Gera hat neben der fehlenden Wirtschaftskraft freilich weitere Probleme, die auch aus meiner Sicht dafür verantwortlich sind, daß das Image desaströs ist und die Leute lieber in Jena wie die Sardinen zu Höchstpreisen wohnen, statt nach Gera zu pendeln (selbst bahnmäßig eine Strecke, über die in Berlin niemand nachdenken würde): geht mal mit offenen Augen durch die Stadt, durch die Gera-Arcaden, in die Post, überallhin, wo Menschen sind. Und macht das dann mal in Jena. Ein extremer Unterschied, man spürt ihn sofort. In Gera ists mehrheitlich dumpf und platt, in Jena wesentlich intelligenter (damit meine ich nicht die anzugtragenden Wichtigtuer, sondern eher die Schoeffel- oder Northface-tragenden jungen Familien). Und wenn ich dann im Weihnachtskonzert des Rutheneums sitze, dieses Potential und dieses wohltuende Niveau sehe und weiß, daß die alle nach dem Abi wegziehen müssen und nicht wiederkommen können, wenn sie angemessene Jobs haben wollen, dann wird mir kotzübel.
Ich könnte mir Gera sogar mit wenig Jobs vorstellen, als Wohnort für Jena-Akademiker. Dazu bräuchte es aber eine Art von Attraktivität, die nicht per Beschluß geholt werden kann. Es ist das Gesamtniveau der Stadt, das Klima im öffentlichen Raum. Ich bin nicht so oft in Gera, leide aber, wenn ich hier mal tagsüber unterwegs bin. Ich sehe schlichtweg kaum jemanden, den/die ich gerne ein zweites mal sehen wollen würde. Das ist in Jena schon heftig anders, aus meinen Schweiz-Aufenthalten kann ich dann einen noch heftigeren Kontrast berichten. Damit kollidiert dann ein hohes Potential auf anderem Gebiet (Villen, Museen, Kunst, Theater, Alt-Untermhaus), da kann Jena kein bißchen mithalten. Aber das nimmt in Gera ja kaum jemand wahr.

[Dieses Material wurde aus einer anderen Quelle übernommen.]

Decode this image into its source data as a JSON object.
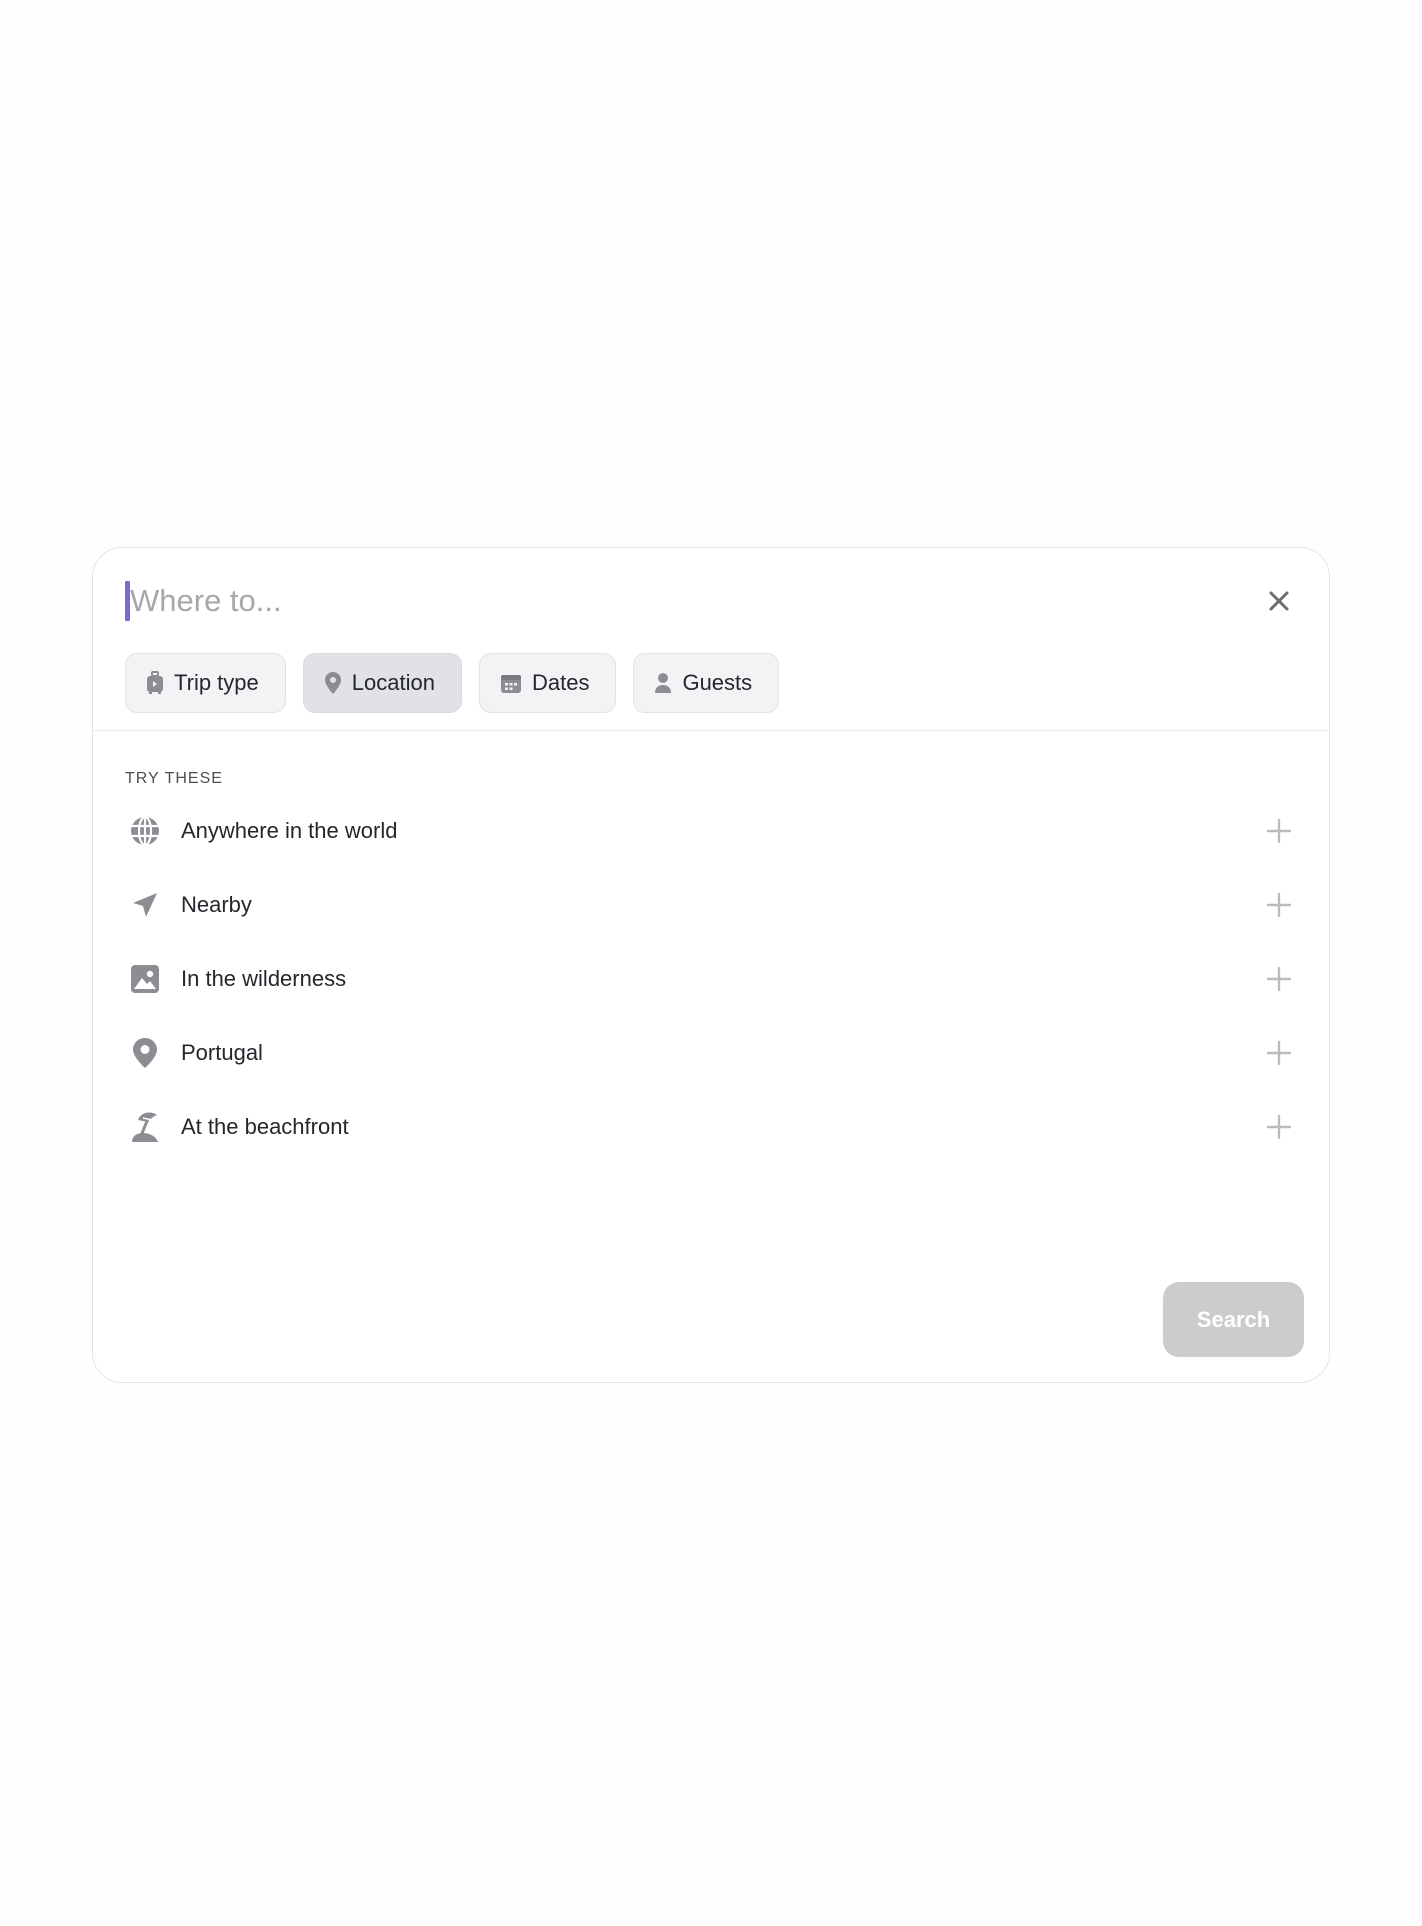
{
  "search": {
    "placeholder": "Where to...",
    "value": ""
  },
  "filters": [
    {
      "label": "Trip type",
      "icon": "suitcase-icon",
      "active": false
    },
    {
      "label": "Location",
      "icon": "map-pin-icon",
      "active": true
    },
    {
      "label": "Dates",
      "icon": "calendar-icon",
      "active": false
    },
    {
      "label": "Guests",
      "icon": "person-icon",
      "active": false
    }
  ],
  "suggestions": {
    "heading": "TRY THESE",
    "items": [
      {
        "label": "Anywhere in the world",
        "icon": "globe-icon"
      },
      {
        "label": "Nearby",
        "icon": "navigation-arrow-icon"
      },
      {
        "label": "In the wilderness",
        "icon": "landscape-image-icon"
      },
      {
        "label": "Portugal",
        "icon": "map-pin-icon"
      },
      {
        "label": "At the beachfront",
        "icon": "beach-umbrella-icon"
      }
    ]
  },
  "actions": {
    "search_label": "Search"
  },
  "colors": {
    "caret": "#7b68d6",
    "icon": "#8b8d93",
    "add_icon": "#b9bbbf",
    "search_button_disabled": "#cbccce"
  }
}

Übrigens bestehen durchaus Chancen, wie man in Berlin sieht. Da werden üble Hinterhofgegenden binnen 2-3 Jahren zu angesagten Szenevierteln. Da ziehen die Leute um, um dabei zu sein. Neukölln ist grade dran, wer hätte das gedacht? Wirtschaftlich hat sich da freilich nichts geändert, es sind reine Image-Sachen. Es zählen die Menschen, die eine kritische Masse erreichen müssen.